Allá por 1946, ya ha llovido algo, el gran Raymond Chandler le escribía a su amigo Charles Morton una carta donde le daba cuenta de su experiencia como lector de The New Yorker, esa publicación que Margarita Robles no conoce y que desde las filas del independentismo se nos mienta como el oráculo de Delfos. La opinión de Chandler se sitúa en algún lugar a medio camino: la leía, pero estaba muy lejos de deslumbrarle. De hecho, le dice a Morton que quienes la escriben parecen siempre propensos a encontrar algo sucio y ocurrente que decir, y que en el fondo esa es una manera fácil de escribir que indica cierta inmadurez.
Pese a no haber sido nunca demasiado leída por estos lares, The New Yorker ocupa ahora el centro de la actualidad española. La culpa la tiene el reportaje que en sus páginas firma Ronan Farrow, hijo de Mia Farrow y otrora impulsor de la campaña de demolición de Woody Allen, y que sobre la base de un informe del instituto canadiense Citizen Lab ha desvelado un supuesto espionaje masivo a los independentistas catalanes con el sistema israelí Pegasus, del que se responsabiliza al Gobierno español.
Hay un hecho cierto y que no cabe desdeñar: el informe y el artículo no han golpeado en el vacío, desde el momento en que el Gobierno ha reconocido que el CNI tiene el software espía y que se ha empleado para espiar al independentismo, si bien alega que ha sido dentro de la legalidad. Esto habrá de verse, así como esa acusación de espionaje indiscriminado e ilícito; pero no es un triunfo desdeñable para los investigadores, la revista y los espiados haber sido capaces de sacar a la luz lo que al servicio de inteligencia le convendría que jamás se hubiera sabido. Poco o mucho, algo hay y el reportaje lo ha puesto sobre la mesa.
Otra cosa es el festival lanzado por el secesionismo con su propio hashtag, #Catalangate, gran despliegue de medios y feroz rasgado de vestiduras. Fea cosa es la intromisión en la intimidad de las personas, si se hace sin justificación ni amparo en la ley (que, de nuevo, es algo que los hechos ratificarán o no); pero no deja de sorprender la solemnidad de doncellas ofendidas con la que claman por el atropello de sus derechos fundamentales quienes, no se olvide, tienen en su currículum lo que tienen.
¿O es que no eran derechos fundamentales, entre otros el de representación política, los que arrolló un procés que trató de abolir el ordenamiento jurídico vigente para sustituirlo por leyes secretas dictadas en interés de una parte de la sociedad catalana y en contra del resto? ¿Y qué decir del coqueteo con la Rusia de Putin, que no sólo era y es el principal enemigo de la UE, sino que dirige un servicio secreto, el FSB, cuyos métodos dejan al peor que pueda usar el CNI como una travesura de novicia?

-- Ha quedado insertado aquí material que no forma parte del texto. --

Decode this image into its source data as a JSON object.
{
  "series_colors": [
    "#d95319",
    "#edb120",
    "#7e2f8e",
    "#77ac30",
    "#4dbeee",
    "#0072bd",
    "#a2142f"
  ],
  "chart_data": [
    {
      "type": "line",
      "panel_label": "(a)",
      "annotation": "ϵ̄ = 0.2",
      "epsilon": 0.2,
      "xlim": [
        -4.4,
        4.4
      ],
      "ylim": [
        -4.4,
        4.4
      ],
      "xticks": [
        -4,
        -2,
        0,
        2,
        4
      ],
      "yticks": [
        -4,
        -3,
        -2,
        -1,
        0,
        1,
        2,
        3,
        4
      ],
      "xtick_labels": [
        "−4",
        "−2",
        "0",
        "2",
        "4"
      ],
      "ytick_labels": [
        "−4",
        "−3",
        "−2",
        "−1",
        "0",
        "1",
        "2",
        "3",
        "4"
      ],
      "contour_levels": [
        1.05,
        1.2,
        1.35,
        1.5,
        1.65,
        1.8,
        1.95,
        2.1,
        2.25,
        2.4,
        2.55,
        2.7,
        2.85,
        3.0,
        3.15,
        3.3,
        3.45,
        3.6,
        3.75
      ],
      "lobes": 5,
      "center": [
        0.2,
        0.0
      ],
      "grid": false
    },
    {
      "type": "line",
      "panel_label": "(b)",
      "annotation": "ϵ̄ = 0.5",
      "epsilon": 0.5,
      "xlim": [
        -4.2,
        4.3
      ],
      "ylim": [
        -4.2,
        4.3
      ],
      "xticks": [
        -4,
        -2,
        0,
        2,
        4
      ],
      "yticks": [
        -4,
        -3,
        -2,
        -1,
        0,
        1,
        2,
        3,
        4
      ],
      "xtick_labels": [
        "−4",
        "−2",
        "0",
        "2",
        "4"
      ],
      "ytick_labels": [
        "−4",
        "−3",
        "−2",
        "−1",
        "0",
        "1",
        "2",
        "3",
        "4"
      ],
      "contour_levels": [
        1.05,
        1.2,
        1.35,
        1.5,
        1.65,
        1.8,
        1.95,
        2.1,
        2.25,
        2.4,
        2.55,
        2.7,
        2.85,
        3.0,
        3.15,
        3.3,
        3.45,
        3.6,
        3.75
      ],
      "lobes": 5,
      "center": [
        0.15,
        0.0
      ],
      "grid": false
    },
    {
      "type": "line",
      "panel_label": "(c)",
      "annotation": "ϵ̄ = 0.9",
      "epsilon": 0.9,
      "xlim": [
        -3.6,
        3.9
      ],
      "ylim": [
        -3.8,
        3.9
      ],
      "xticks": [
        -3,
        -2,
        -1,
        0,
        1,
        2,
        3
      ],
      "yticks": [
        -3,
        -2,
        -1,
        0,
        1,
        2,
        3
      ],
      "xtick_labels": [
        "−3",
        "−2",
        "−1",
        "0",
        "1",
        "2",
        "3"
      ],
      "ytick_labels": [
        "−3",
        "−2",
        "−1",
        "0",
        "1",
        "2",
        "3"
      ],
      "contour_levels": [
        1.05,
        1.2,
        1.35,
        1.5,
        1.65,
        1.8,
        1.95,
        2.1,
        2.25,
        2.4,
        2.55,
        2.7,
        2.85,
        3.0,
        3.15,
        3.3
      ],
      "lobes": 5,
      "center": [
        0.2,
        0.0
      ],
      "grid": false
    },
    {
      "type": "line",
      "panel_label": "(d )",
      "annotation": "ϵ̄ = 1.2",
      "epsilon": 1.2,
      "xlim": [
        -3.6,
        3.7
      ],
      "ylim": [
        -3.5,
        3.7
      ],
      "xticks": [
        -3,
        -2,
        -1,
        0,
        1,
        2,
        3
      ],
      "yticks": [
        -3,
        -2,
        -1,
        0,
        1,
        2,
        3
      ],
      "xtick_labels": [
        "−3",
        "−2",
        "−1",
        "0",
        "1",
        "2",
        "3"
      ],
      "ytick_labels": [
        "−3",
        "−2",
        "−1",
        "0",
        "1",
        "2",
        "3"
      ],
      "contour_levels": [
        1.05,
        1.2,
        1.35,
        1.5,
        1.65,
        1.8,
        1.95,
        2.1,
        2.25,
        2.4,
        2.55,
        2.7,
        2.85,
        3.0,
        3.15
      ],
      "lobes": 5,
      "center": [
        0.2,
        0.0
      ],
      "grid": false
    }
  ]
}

Al final, se vislumbra aquí lo de siempre: la sacrosanta ley del embudo aplicada por los iluminados de toda condición, en cuya virtud sus derechos y sus agravios pesan más que los del resto. Del mismo modo que en labios de los independentistas la Generalitat lo es de Catalunya, con tono inflamado al decirlo, y el Gobierno supuestamente espía lo es del Estado español, con desdén burocrático, mayúscula dudosa y sugestión permanente de cloacas que vendrían a ser su sistema nervioso central.
Debe la justicia española despejar toda duda al respecto, pero tal vez deberían tener cuidado estos sobreactuadores con las acciones que se plantean a propósito del escándalo que van a cebar hasta el límite de sus fuerzas. Por ejemplo, esa iniciativa de Puigdemont de denunciar al Gobierno español en Bruselas. No vaya a ser que Pegasus, entre otras miserias y juez mediante, haya servido al CNI para desvelar el cariz cloacal de sus vínculos con la potencia que a diario amenaza con reducir a la UE a polvo radiactivo. Poca simpatía va a encontrar, si ese fuera el caso.
Ya lo advierte el veredicto de Chandler citado al principio de estas líneas. Abusar de la ocurrencia y del denuesto es facilidad que denota inmadurez. Y eso, en la vida real, se paga siempre.